Deeply flawed arguments
True to form, reaction to the identity of Deep Throat has split cleanly along partisan lines that reach all the way back to the Vietnam War and the coldest days of the Cold War. Last night's edition of CNN's "Paula Zahn NOW" was a case-in-point.
Zahn's guests were President Richard Nixon's former special counsel, Leonard Garment; G. Gordon Liddy; and Howard Kurtz, a media critic for The Washington Post. As expected, Kurtz carried the liberals' torch while Liddy and Garment took turns launching right-wing volleys at the news. Among his many statements, Garment had this to say:
But let me just add this. In my view, in my humble view, the -- Richard Nixon's downfall was inevitable from the time the burglars were caught and a grand jury was impaneled and Earl Silbert and the U.S. attorney's office went to work on that case. Virtually everything that was ever known about Watergate was revealed in the deliberations of the grand jury, witnesses called by the -- produced by the FBI and called by Earl Silbert, so, that the course of history, I think, would not have been changed one bit.
Garment's assertion holds merit. Legal proceedings alone may have unearthed every single nook and cranny of Nixon Presidency wrongdoing imaginable. Garment still misses the point.
Think of impeachment as war without all the cool bombs and stuff.

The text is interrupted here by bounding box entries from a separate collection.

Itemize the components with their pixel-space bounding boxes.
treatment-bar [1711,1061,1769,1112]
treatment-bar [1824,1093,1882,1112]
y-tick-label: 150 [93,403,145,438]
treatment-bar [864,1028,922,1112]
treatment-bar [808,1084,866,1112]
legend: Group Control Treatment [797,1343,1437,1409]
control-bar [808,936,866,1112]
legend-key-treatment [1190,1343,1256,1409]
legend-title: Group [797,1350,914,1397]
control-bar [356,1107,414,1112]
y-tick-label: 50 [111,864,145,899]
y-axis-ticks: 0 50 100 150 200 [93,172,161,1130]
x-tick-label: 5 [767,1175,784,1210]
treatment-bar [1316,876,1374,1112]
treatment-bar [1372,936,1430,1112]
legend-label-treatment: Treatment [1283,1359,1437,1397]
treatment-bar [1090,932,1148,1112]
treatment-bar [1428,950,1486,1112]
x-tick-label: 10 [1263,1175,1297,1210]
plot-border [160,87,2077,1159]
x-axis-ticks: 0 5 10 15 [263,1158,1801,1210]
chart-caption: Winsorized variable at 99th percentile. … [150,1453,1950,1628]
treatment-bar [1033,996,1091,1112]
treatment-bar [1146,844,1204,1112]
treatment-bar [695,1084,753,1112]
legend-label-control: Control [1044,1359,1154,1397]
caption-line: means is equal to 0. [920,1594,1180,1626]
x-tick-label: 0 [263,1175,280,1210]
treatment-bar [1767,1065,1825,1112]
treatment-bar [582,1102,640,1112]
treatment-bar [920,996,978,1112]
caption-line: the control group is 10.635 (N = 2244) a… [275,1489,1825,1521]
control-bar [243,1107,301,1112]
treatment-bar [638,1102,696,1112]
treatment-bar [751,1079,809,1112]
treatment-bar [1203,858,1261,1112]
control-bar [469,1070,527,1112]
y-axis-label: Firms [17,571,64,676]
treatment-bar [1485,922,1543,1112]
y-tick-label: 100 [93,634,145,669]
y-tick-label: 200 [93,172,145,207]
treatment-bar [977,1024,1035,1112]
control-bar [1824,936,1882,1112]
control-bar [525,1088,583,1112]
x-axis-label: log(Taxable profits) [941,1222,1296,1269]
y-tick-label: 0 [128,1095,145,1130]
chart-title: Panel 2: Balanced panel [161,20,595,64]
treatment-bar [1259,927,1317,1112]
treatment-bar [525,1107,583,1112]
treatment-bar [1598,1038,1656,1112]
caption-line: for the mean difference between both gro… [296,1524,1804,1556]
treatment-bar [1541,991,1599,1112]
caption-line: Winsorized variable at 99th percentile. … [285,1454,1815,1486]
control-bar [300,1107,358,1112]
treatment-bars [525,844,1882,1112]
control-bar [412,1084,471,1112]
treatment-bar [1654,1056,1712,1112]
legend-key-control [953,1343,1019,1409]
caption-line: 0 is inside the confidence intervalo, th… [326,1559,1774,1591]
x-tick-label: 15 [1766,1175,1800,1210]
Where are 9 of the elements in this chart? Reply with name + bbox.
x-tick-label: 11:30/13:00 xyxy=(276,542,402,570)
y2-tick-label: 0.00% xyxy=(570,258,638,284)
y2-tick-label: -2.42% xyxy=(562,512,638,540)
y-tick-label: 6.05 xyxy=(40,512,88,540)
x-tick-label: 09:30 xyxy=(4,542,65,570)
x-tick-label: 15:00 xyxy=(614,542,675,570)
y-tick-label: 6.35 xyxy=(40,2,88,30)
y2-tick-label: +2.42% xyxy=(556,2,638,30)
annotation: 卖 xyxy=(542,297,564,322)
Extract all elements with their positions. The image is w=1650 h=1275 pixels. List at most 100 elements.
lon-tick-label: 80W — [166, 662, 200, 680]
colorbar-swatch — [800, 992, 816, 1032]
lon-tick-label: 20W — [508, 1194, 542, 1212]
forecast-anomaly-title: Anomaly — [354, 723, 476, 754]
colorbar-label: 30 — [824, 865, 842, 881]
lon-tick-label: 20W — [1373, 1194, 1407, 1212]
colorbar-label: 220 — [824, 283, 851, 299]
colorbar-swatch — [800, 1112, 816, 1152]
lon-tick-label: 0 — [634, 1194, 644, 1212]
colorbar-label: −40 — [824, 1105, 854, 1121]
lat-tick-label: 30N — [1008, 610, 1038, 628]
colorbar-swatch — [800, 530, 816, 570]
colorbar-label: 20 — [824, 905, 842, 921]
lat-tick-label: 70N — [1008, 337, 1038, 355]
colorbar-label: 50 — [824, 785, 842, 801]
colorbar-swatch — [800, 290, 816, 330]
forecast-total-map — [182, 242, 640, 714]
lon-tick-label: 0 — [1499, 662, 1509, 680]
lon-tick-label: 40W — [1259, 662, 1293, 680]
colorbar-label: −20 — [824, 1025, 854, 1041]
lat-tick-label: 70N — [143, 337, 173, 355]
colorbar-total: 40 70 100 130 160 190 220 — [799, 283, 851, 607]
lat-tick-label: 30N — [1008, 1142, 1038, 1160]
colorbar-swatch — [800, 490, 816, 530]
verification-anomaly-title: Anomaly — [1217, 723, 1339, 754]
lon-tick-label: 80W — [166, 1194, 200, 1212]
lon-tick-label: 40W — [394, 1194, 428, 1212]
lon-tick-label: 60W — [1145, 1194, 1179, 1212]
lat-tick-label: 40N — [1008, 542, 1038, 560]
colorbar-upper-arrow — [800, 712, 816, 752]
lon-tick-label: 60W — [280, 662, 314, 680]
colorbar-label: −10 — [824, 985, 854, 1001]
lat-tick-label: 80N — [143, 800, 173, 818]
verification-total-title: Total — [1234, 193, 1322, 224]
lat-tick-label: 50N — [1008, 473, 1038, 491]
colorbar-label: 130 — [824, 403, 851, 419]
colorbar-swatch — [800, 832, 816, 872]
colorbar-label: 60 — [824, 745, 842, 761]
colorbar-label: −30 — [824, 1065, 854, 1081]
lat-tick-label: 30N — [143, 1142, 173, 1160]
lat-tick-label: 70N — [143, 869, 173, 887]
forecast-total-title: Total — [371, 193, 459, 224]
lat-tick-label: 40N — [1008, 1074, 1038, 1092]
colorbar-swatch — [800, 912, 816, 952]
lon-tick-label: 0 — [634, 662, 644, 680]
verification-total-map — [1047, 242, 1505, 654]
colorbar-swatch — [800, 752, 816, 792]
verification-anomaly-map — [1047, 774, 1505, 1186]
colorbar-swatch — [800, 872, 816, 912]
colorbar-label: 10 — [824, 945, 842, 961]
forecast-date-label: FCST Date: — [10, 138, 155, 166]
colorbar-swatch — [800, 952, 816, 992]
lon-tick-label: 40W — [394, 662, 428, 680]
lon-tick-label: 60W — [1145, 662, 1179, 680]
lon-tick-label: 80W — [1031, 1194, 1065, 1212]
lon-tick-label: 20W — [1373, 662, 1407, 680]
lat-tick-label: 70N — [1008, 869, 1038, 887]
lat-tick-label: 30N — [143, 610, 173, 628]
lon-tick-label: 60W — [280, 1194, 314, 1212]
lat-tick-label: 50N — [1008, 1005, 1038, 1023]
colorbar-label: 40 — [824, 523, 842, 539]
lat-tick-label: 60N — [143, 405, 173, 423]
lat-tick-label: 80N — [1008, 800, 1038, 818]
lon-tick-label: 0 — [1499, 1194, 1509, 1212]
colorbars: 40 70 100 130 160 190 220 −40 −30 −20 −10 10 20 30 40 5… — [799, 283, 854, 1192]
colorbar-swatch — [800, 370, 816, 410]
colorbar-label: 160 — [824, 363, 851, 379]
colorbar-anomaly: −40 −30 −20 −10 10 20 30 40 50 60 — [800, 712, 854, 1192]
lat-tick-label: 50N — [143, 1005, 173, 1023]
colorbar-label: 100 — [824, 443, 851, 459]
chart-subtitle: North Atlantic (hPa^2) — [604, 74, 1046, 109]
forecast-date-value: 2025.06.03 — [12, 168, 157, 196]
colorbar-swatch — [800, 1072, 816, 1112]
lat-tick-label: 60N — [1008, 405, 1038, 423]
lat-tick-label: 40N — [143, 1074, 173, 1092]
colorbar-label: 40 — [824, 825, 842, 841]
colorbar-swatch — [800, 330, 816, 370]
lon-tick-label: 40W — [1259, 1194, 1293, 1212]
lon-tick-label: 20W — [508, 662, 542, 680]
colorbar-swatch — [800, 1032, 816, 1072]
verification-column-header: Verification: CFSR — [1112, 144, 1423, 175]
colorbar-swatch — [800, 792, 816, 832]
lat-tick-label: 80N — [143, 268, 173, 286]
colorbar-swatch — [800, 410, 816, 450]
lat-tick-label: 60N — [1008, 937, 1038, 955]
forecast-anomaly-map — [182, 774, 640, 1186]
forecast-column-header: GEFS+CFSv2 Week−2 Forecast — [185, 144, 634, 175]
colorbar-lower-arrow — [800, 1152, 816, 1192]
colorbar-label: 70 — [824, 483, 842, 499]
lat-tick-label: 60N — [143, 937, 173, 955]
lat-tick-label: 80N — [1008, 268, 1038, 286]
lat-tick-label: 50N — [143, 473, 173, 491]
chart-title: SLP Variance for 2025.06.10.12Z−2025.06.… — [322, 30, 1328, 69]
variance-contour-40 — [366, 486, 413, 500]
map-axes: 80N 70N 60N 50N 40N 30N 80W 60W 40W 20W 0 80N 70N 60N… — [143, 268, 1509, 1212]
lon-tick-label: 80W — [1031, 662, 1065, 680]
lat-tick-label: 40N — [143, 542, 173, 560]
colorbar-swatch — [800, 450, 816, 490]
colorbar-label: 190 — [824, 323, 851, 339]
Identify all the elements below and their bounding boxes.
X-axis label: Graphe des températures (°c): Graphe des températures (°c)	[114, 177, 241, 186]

Not only an important check on our government, impeachment is politics, by design, practiced at the most extreme level possible this side of armed conflict.
The Fourth Estate, more than mere window dressing, is frequently the only available ingredient to precipitate political pressure, something both impeachment and war demand. President Bill Clinton faced impeachment at the hand of no less than a jihad whose fuel was right-wing media. Without the "insurrection," putatively liberal, that Bob Woodward and Carl Bernstein waged outside of and parallel to the legal course of events, Watergate's crimes may never have met their just punishments.